18. Multi-Provider Support

  • What it does: Full provider abstraction supporting GitHub, GitLab, and Bitbucket out of the box.
  • Why it matters: PRSense works wherever your team hosts code — not locked to GitHub.

19. Notification System

  • What it does: Sends real-time alerts to Slack and Discord when duplicates, high-risk PRs, or rule violations are detected.
  • Why it matters: Teams get notified in their existing workflow tools, not just in GitHub comments.

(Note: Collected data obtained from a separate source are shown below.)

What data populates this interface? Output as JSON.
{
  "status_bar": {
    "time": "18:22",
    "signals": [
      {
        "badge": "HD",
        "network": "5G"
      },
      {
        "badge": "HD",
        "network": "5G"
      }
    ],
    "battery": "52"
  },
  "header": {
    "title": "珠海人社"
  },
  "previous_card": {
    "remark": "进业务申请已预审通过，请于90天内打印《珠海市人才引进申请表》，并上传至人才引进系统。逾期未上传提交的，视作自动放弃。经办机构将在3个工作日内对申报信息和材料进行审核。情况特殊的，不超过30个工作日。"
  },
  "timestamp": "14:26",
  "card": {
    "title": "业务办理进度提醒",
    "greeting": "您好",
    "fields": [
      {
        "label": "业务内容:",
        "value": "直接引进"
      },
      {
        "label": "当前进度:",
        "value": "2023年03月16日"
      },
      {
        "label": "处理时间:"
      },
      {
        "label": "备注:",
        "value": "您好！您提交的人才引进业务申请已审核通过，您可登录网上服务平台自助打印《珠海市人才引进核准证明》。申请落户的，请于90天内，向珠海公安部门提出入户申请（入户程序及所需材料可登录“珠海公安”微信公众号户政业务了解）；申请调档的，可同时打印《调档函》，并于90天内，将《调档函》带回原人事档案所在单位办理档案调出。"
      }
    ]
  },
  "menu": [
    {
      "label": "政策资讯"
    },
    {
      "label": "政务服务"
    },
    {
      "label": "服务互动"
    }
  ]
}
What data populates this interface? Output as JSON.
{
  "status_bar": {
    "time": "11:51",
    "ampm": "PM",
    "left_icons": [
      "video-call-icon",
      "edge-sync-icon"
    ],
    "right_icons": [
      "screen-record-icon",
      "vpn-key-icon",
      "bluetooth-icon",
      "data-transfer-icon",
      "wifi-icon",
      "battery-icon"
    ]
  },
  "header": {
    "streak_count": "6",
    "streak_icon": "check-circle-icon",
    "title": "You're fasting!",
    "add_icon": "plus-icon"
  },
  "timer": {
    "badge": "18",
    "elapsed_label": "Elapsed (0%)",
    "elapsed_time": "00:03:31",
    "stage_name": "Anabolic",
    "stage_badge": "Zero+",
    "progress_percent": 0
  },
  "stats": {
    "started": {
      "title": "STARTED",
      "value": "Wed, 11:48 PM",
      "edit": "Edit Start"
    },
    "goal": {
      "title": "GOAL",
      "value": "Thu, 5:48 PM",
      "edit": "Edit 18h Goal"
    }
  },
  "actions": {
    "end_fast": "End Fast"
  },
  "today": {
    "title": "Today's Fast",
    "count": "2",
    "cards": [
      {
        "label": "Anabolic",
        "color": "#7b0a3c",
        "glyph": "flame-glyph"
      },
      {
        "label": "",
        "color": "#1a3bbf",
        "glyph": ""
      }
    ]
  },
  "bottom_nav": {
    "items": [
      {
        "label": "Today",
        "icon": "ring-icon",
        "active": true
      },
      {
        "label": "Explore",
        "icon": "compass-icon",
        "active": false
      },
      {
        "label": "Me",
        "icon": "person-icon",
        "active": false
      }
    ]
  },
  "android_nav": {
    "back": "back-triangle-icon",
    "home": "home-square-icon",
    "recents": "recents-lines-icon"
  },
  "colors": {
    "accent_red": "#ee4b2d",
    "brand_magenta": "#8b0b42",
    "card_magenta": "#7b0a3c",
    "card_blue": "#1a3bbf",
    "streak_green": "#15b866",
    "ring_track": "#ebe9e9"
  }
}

20. Zero-Click AI Descriptions

  • What it does: When a PR is opened with an empty description, the webhook automatically generates one using the DescriptionGenerator and posts it as a comment.
  • Why it matters: Every PR gets a meaningful description — no developer friction required.

Layer 5: Multi-Provider Infrastructure (New in v2.0.0)

v2.0.0 transforms PRSense from a GitHub-centric tool into a truly provider-agnostic platform.

21. GitLab Webhook Processing

  • What it does: Receives GitLab Merge Request Hook events at /api/webhook/gitlab, verifies via X-Gitlab-Token, runs the full duplicate detection pipeline, and dispatches Slack/Discord alerts.
  • Why it matters: GitLab teams get the same real-time duplicate detection that GitHub teams have enjoyed since v1.0.

22. Bitbucket Webhook Processing

  • What it does: Receives Bitbucket pullrequest:created and pullrequest:updated events at /api/webhook/bitbucket, runs detection, stores results, and dispatches alerts.
  • Why it matters: Bitbucket Cloud teams can now use PRSense natively without any adapters or bridges.

23. BYOK (Bring Your Own Key)

  • What it does: Users supply their own OpenAI API keys via the dashboard, stored securely per-organization.
  • Why it matters: Removes the single biggest friction point for adoption — teams control their own costs and rate limits.

24. API Key Management

  • What it does: Create, list, and revoke organization-scoped API keys (prs_live_... / prs_test_...) with secure hashing.
  • Why it matters: Enables programmatic access to PRSense for CI/CD pipelines and custom integrations.

25. Webhook Management

  • What it does: CRUD endpoints for configuring Slack/Discord notification webhooks per organization, with event filtering (detection.duplicate, detection.possible, etc.).
  • Why it matters: Teams get full control over what triggers alerts and where they go.